ごあいさつ
創業者である亀井忠一が三省堂書店を興したのは 、1881 年(明治14年)でした。近代化が進み、大きく変わろうとしていた日本で、本のビジネスに可能性を見出し、古本の商売を始めたのがそのルーツとなります。やがて商いは新刊本へとひろがり、三省堂書店は出版文化の歩みとともに成長を続けてまいりました。
そして時代はめぐり、情報技術の進化は一段と速度を増し、創業当時の文明開花の時代のように人々の生活様式は大きく変わろうとしています。かつて本が主役を担ってきた「知の流通」をめぐる環境には多様な選択肢が生まれ、より多くの本をお客様に届けることを使命としてきた私たち自身も、視野をひろげ、新たな価値創出に挑戦することが求められています。

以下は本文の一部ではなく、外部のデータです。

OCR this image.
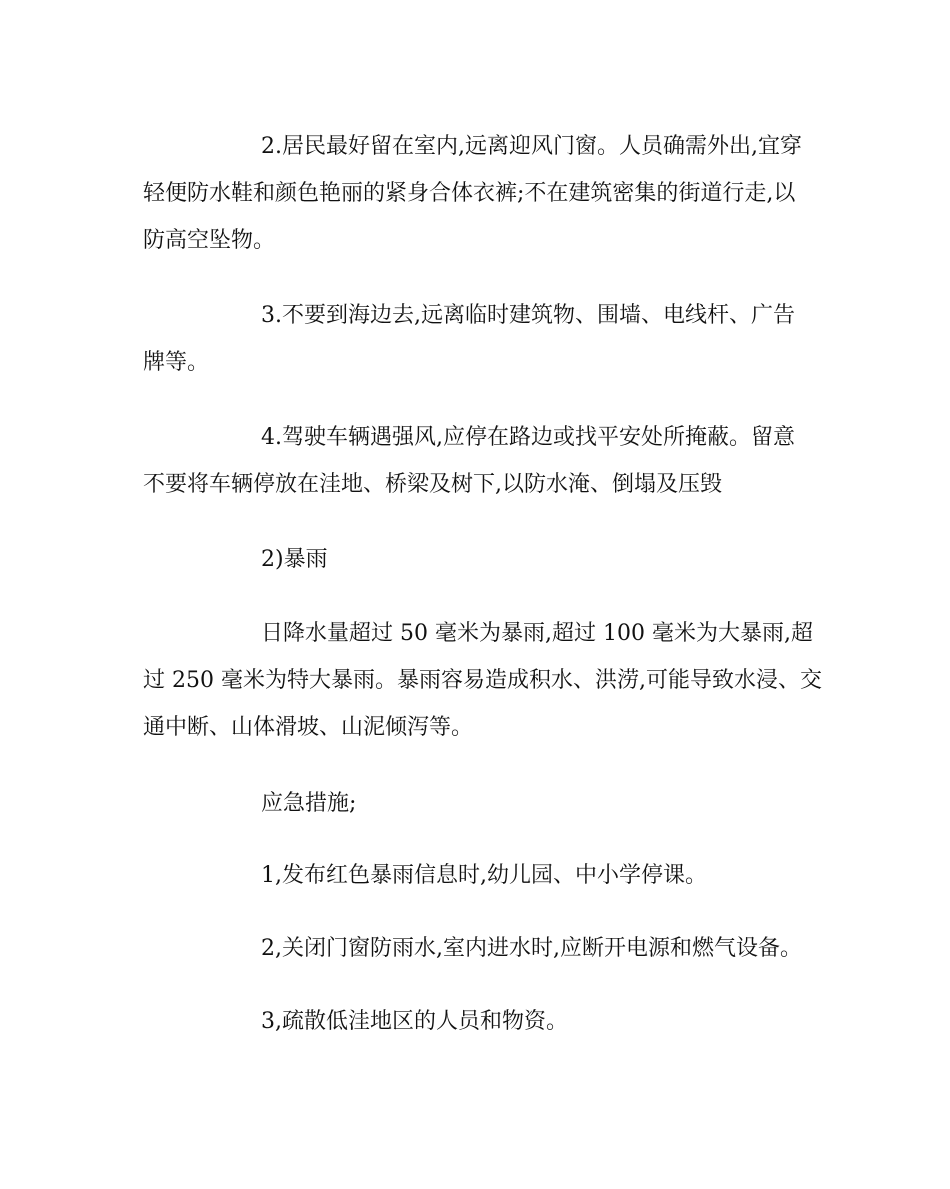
2.居民最好留在室内,远离迎风门窗。人员确需外出,宜穿
轻便防水鞋和颜色艳丽的紧身合体衣裤;不在建筑密集的街道行走,以
防高空坠物。
3.不要到海边去,远离临时建筑物、围墙、电线杆、广告
牌等。
4.驾驶车辆遇强风,应停在路边或找平安处所掩蔽。留意
不要将车辆停放在洼地、桥梁及树下,以防水淹、倒塌及压毁
2)暴雨
日降水量超过 50 毫米为暴雨,超过 100 毫米为大暴雨,超
过 250 毫米为特大暴雨。暴雨容易造成积水、洪涝,可能导致水浸、交
通中断、山体滑坡、山泥倾泻等。
应急措施;
1,发布红色暴雨信息时,幼儿园、中小学停课。
2,关闭门窗防雨水,室内进水时,应断开电源和燃气设备。
3,疏散低洼地区的人员和物资。
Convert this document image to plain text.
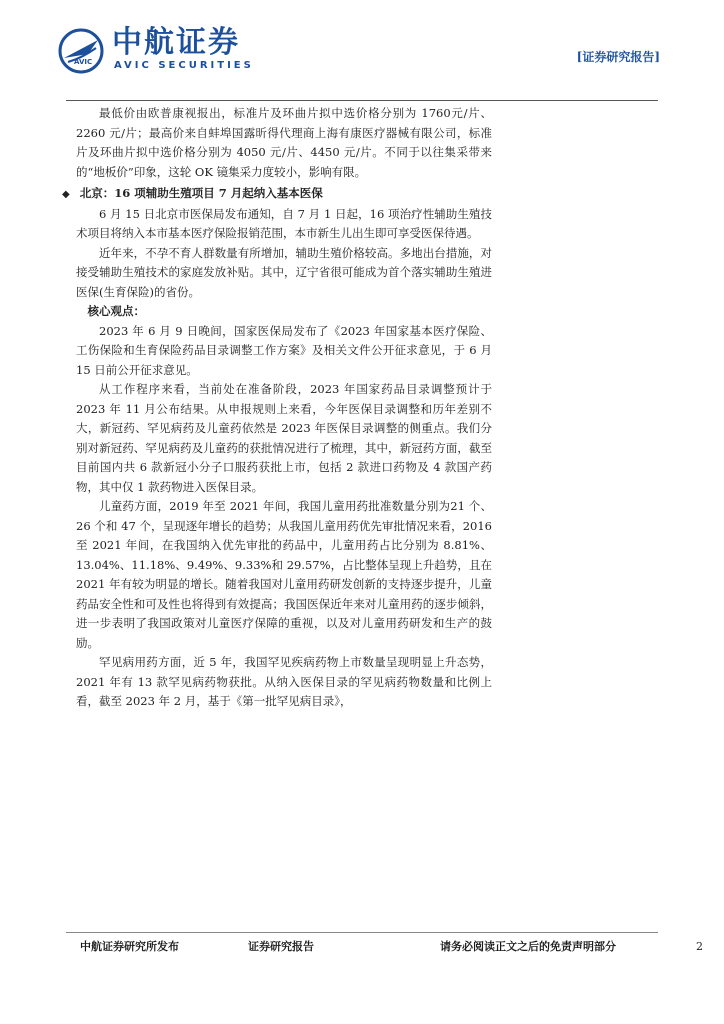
AVIC
中航证券
AVIC SECURITIES
[证券研究报告]

最低价由欧普康视报出，标准片及环曲片拟中选价格分别为 1760元/片、2260 元/片；最高价来自蚌埠国露昕得代理商上海有康医疗器械有限公司，标准片及环曲片拟中选价格分别为 4050 元/片、4450 元/片。不同于以往集采带来的“地板价”印象，这轮 OK 镜集采力度较小，影响有限。

◆ 北京：16 项辅助生殖项目 7 月起纳入基本医保

6 月 15 日北京市医保局发布通知，自 7 月 1 日起，16 项治疗性辅助生殖技术项目将纳入本市基本医疗保险报销范围，本市新生儿出生即可享受医保待遇。

近年来，不孕不育人群数量有所增加，辅助生殖价格较高。多地出台措施，对接受辅助生殖技术的家庭发放补贴。其中，辽宁省很可能成为首个落实辅助生殖进医保(生育保险)的省份。

核心观点：

2023 年 6 月 9 日晚间，国家医保局发布了《2023 年国家基本医疗保险、工伤保险和生育保险药品目录调整工作方案》及相关文件公开征求意见，于 6 月 15 日前公开征求意见。

从工作程序来看，当前处在准备阶段，2023 年国家药品目录调整预计于 2023 年 11 月公布结果。从申报规则上来看，今年医保目录调整和历年差别不大，新冠药、罕见病药及儿童药依然是 2023 年医保目录调整的侧重点。我们分别对新冠药、罕见病药及儿童药的获批情况进行了梳理，其中，新冠药方面，截至目前国内共 6 款新冠小分子口服药获批上市，包括 2 款进口药物及 4 款国产药物，其中仅 1 款药物进入医保目录。

儿童药方面，2019 年至 2021 年间，我国儿童用药批准数量分别为21 个、26 个和 47 个，呈现逐年增长的趋势；从我国儿童用药优先审批情况来看，2016 至 2021 年间，在我国纳入优先审批的药品中，儿童用药占比分别为 8.81%、13.04%、11.18%、9.49%、9.33%和 29.57%，占比整体呈现上升趋势，且在 2021 年有较为明显的增长。随着我国对儿童用药研发创新的支持逐步提升，儿童药品安全性和可及性也将得到有效提高；我国医保近年来对儿童用药的逐步倾斜，进一步表明了我国政策对儿童医疗保障的重视，以及对儿童用药研发和生产的鼓励。

罕见病用药方面，近 5 年，我国罕见疾病药物上市数量呈现明显上升态势，2021 年有 13 款罕见病药物获批。从纳入医保目录的罕见病药物数量和比例上看，截至 2023 年 2 月，基于《第一批罕见病目录》，

中航证券研究所发布	证券研究报告	请务必阅读正文之后的免责声明部分	2
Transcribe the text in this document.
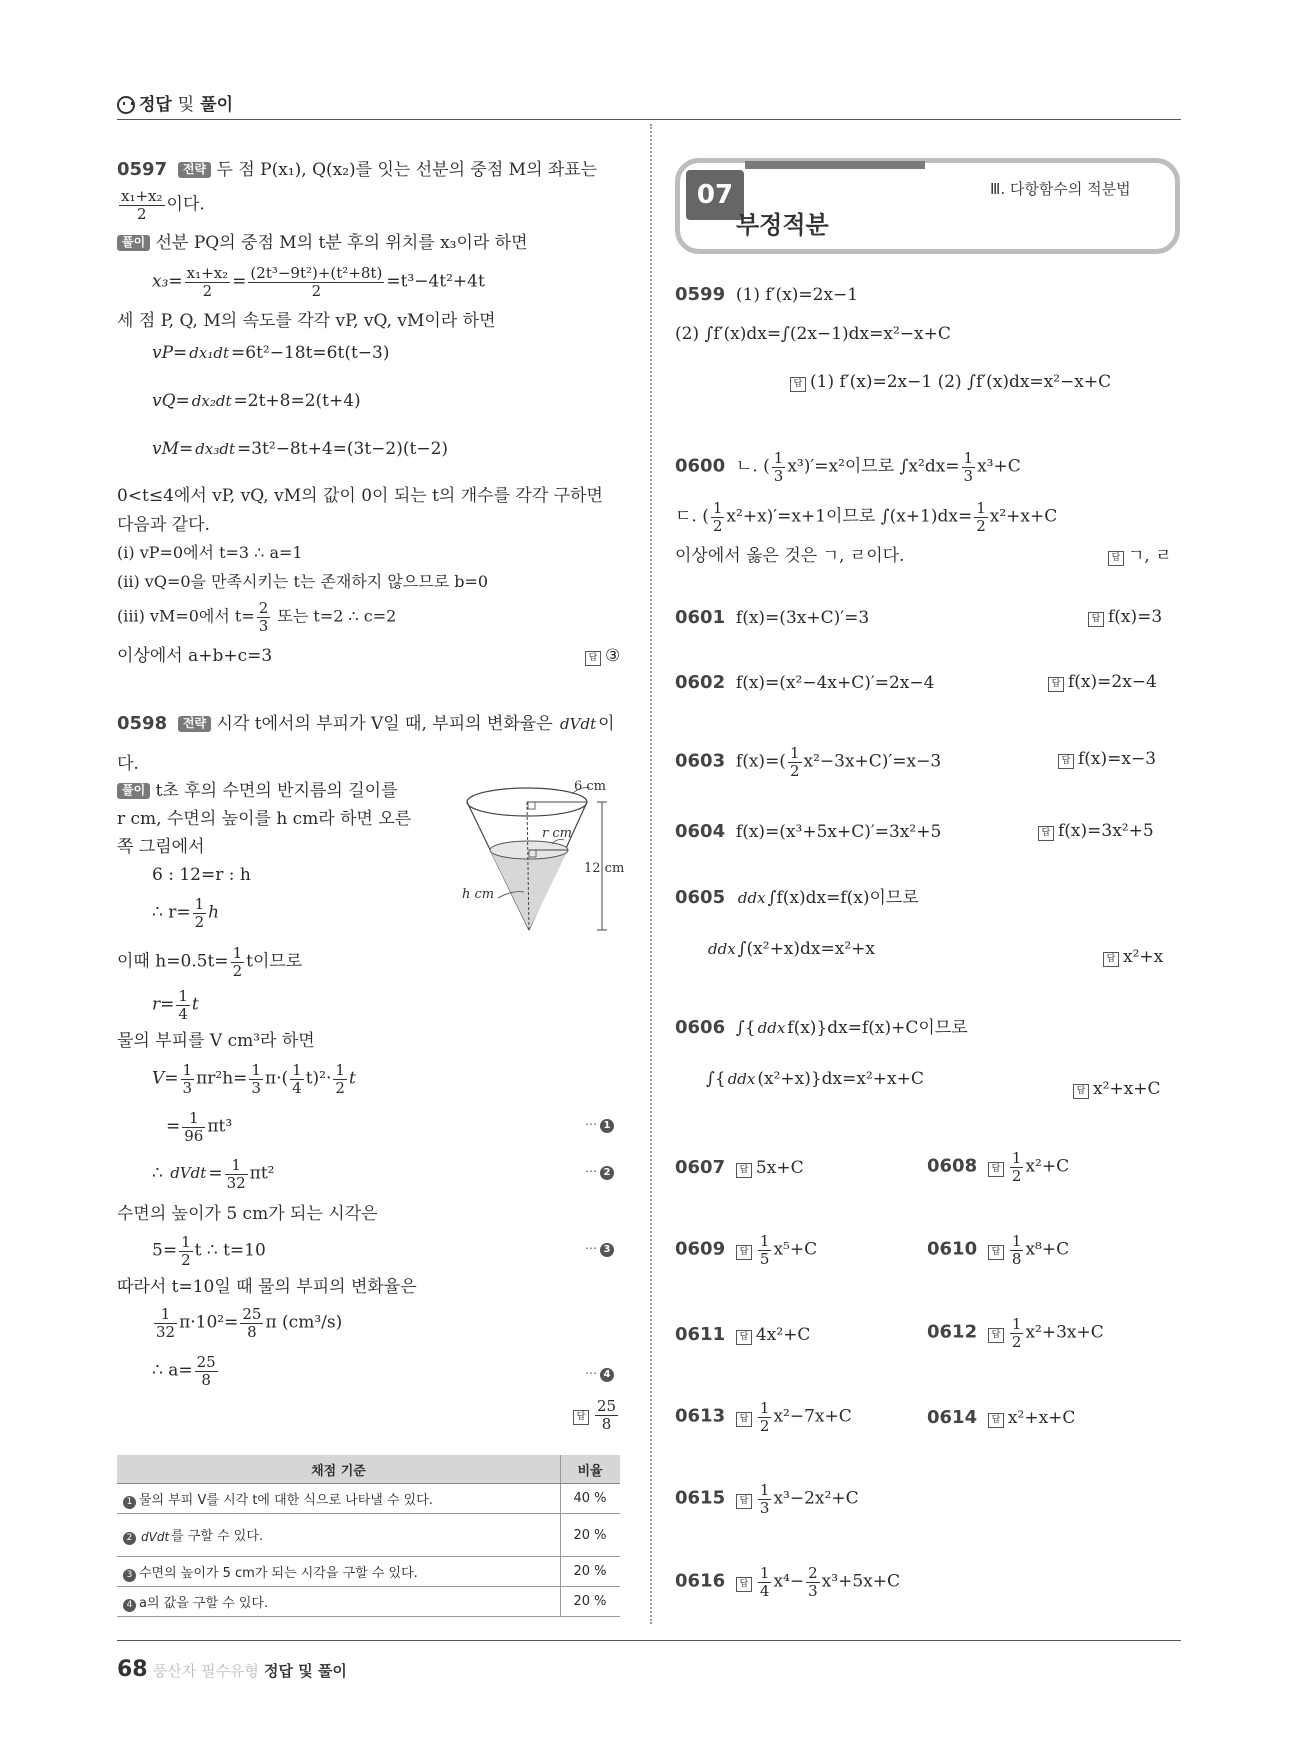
정답 및 풀이
0597 전략 두 점 P(x₁), Q(x₂)를 잇는 선분의 중점 M의 좌표는
$\frac{\text{x₁+x₂}}{2}$ 이다.
풀이 선분 PQ의 중점 M의 t분 후의 위치를 x₃이라 하면
$x_3= \frac{\text{x₁+x₂}}{2} = \frac{\text{(2t³−9t²)+(t²+8t)}}{2} =t^3-4t^2+4t$
세 점 P, Q, M의 속도를 각각 vP, vQ, vM이라 하면
vP= dx₁dt =6t²−18t=6t(t−3)
vQ= dx₂dt =2t+8=2(t+4)
vM= dx₃dt =3t²−8t+4=(3t−2)(t−2)
0<t≤4에서 vP, vQ, vM의 값이 0이 되는 t의 개수를 각각 구하면
다음과 같다.
(ⅰ) vP=0에서 t=3 ∴ a=1
(ⅱ) vQ=0을 만족시키는 t는 존재하지 않으므로 b=0
(ⅲ) vM=0에서 $t= \frac{2}{3}$ 또는 t=2 ∴ c=2
이상에서 a+b+c=3	답 ③
0598 전략 시각 t에서의 부피가 V일 때, 부피의 변화율은 dVdt 이
다.
풀이 t초 후의 수면의 반지름의 길이를
r cm, 수면의 높이를 h cm라 하면 오른
쪽 그림에서
6 : 12=r : h
∴ $r= \frac{1}{2}$ h
이때 $h=0.5t= \frac{1}{2}$ t이므로
$r= \frac{1}{4}$ t
물의 부피를 V cm³라 하면
$V= \frac{1}{3} \pi r^2h= \frac{1}{3} \pi\cdot( \frac{1}{4} t)^2\cdot \frac{1}{2}$ t
= $\frac{1}{96} \pi t^3$	⋯ 1
∴ dVdt = $\frac{1}{32} \pi t^2$	⋯ 2
수면의 높이가 5 cm가 되는 시각은
$5= \frac{1}{2}$ t ∴ t=10	⋯ 3
따라서 t=10일 때 물의 부피의 변화율은
$\frac{1}{32} \pi\cdot 10^2= \frac{25}{8}$ π (cm³/s)
∴ $a= \frac{25}{8}$	⋯ 4
답 $\frac{25}{8}$
6 cm
r cm
12 cm
h cm
채점 기준	비율
1 물의 부피 V를 시각 t에 대한 식으로 나타낼 수 있다.	40 %
2 dVdt 를 구할 수 있다.	20 %
3 수면의 높이가 5 cm가 되는 시각을 구할 수 있다.	20 %
4 a의 값을 구할 수 있다.	20 %
07
부정적분
Ⅲ. 다항함수의 적분법
0599 (1) f′(x)=2x−1
(2) ∫f′(x)dx=∫(2x−1)dx=x²−x+C
답 (1) f′(x)=2x−1 (2) ∫f′(x)dx=x²−x+C
0600 ㄴ. ( $\frac{1}{3} x^3)'=x^2$이므로 $\int x^2dx= \frac{1}{3} x^3+C$
ㄷ. ( $\frac{1}{2} x^2+x)'=x+1$이므로 $\int(x+1)dx= \frac{1}{2} x^2+x+C$
이상에서 옳은 것은 ㄱ, ㄹ이다.	답 ㄱ, ㄹ
0601 f(x)=(3x+C)′=3	답 f(x)=3
0602 f(x)=(x²−4x+C)′=2x−4	답 f(x)=2x−4
0603 $f(x)=( \frac{1}{2} x^2-3x+C)'=x-3$	답 f(x)=x−3
0604 f(x)=(x³+5x+C)′=3x²+5	답 f(x)=3x²+5
0605 ddx ∫f(x)dx=f(x)이므로
ddx ∫(x²+x)dx=x²+x	답 x²+x
0606 ∫{ ddx f(x)}dx=f(x)+C이므로
∫{ ddx (x²+x)}dx=x²+x+C
답 x²+x+C
0607 답 5x+C	0608 답 $\frac{1}{2} x^2+C$
0609 답 $\frac{1}{5} x^5+C$	0610 답 $\frac{1}{8} x^8+C$
0611 답 4x²+C	0612 답 $\frac{1}{2} x^2+3x+C$
0613 답 $\frac{1}{2} x^2-7x+C$	0614 답 x²+x+C
0615 답 $\frac{1}{3} x^3-2x^2+C$
0616 답 $\frac{1}{4} x^4- \frac{2}{3} x^3+5x+C$
68 풍산자 필수유형 정답 및 풀이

情報は瞬時に、コンパクトに、手もとに届けられる時代になりました。しかし、断片的に要約された情報は手軽である一方、知識として深く積み重ねていくには必ずしも十分な重みを持つとは言えません。思考を深め、知の層を積み重ねていく知的体験の大切さを、私たちは改めて感じています。その点において、本は今なお、人生や学びに寄り添う最も確かな伴走者であり続けると信じています。
本はあらゆる世界へ通じる「入り口」を提供してくれます。そして、そのジャンルの多様性はさまざまな価値観や分野と共鳴する柔軟性も兼ね備えています。本の可能性をもっと引き出せれば、これまでにない面白さや価値が生み出せるのではないか――。
そんな思いを胸に日々挑戦を重ねています。
三省堂書店はこれからも「知と文化の入口」として、多様な提案を通じ、お客様の暮らしに寄り添い続けてまいります。